I Don't Think That Number Means What You Think It Means (No Pun Intended)
Statistics don't lie, but they can mislead
Figures don't lie, but sometimes people are confused by what certain numbers denote (I’m not going to write “mean” again — yet).
You have probably heard people say something like, “In the olden days, people only lived to be 45 years old.”
But was that really the case, that people died of old age at 45, in a sort of Benjamin Button (progeria) fashion? No. Those who think that are confused by averages. Many people in 19th Century America lived to be eighty or ninety years old, the same way many of us today still do. But there were more who died young, skewing the average (or the “mean,” to be more precise).
Consider this: Many women gave birth to lots of children in those times, sometimes as much as a dozen or more. However, a fairly large percentage of their babies died at birth or shortly thereafter, or from childhood diseases when they were still quite young. Actually, if you lived through those dangerous events (birth) and years (when susceptible to childhood diseases), your chances were pretty good of living to a “ripe old age.”

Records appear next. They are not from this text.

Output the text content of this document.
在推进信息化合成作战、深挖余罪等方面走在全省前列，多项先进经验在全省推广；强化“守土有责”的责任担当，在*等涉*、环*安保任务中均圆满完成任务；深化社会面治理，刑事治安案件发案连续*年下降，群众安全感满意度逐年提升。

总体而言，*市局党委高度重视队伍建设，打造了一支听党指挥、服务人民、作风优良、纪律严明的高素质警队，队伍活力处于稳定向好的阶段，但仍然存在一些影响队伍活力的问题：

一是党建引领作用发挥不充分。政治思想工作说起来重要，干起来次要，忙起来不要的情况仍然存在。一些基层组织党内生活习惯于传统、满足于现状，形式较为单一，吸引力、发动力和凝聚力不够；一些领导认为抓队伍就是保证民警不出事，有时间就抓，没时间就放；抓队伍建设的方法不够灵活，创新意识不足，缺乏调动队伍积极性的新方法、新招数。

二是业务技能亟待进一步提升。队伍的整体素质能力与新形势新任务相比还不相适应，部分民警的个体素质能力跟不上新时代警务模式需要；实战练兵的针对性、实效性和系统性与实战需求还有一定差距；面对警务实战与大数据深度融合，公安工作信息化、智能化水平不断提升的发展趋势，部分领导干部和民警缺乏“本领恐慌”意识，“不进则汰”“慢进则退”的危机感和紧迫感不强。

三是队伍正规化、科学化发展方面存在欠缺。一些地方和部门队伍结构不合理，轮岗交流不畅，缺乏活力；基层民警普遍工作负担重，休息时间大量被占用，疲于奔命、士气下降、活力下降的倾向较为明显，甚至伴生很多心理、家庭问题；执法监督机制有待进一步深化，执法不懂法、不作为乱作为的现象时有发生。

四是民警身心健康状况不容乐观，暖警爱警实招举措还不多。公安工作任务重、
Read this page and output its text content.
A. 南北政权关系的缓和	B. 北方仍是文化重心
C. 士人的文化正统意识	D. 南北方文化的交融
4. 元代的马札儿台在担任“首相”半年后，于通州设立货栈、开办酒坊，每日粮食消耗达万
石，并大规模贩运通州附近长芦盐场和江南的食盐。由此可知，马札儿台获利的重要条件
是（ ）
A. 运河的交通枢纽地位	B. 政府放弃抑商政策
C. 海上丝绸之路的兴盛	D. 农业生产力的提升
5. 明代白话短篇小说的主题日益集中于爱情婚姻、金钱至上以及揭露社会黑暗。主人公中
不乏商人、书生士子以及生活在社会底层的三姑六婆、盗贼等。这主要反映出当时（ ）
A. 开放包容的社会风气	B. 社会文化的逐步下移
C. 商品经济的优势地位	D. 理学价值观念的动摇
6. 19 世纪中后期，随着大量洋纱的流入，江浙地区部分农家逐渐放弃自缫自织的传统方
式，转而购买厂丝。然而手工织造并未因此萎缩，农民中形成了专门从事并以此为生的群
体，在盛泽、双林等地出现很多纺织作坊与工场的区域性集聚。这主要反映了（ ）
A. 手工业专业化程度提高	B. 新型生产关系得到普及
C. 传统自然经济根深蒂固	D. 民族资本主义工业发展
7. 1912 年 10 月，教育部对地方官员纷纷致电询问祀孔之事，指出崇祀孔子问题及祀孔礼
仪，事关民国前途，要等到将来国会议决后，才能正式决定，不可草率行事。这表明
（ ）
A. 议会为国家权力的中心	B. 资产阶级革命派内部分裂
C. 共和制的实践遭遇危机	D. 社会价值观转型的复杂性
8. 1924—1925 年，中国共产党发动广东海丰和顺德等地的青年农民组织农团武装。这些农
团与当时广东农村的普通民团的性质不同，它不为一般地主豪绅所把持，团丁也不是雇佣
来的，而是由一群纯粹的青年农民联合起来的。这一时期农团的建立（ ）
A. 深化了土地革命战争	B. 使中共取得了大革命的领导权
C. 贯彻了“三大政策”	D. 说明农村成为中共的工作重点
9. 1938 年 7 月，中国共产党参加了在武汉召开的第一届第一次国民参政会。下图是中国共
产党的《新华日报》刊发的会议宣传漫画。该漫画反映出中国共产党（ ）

Take a family with ten children, who lived to these ages (where “0” means they died at birth):
Father: 76
Mother: 80
Child 1: 82
Child 2: 0
Child 3: 2
Child 4: 85
Child 5: 76
Child 6: 5
Child 7: 68
Child 8: 3
Child 9: 91
Child 10: 8
The average lifespan of the family was 48 (576 / 12), but there were three octogenarians and one nonagenarian in the group. So you see, average (the mean) can be misleading.
It is sometimes more telling to use the median rather than the mean (or “average”). Let’s list the ages from youngest to oldest:
0, 2, 3, 5, 8, 68, 76, 76, 80, 82, 85, 91
In this case, the median (the number in the middle) is 72 (68 and 76 are in the middle, and the number between them is 72). This is a pretty good estimate of how long you could have expected to live if you died “of old age” rather than the aforementioned causes of an early demise.
Another method of arriving at a representative figure is the mode, which is the number in the set that occurs most frequently. In our small sample, it is 76, as that is the only lifespan that appears more than once (appearing twice). Again, this (the mode) gives a clearer picture of “how long people lived” back then than the mean, or average, does.
Figures don’t lie, but they can mislead the unwary or inattentive. As Mark Twain put it, “There are lies, damned lies, and statistics.”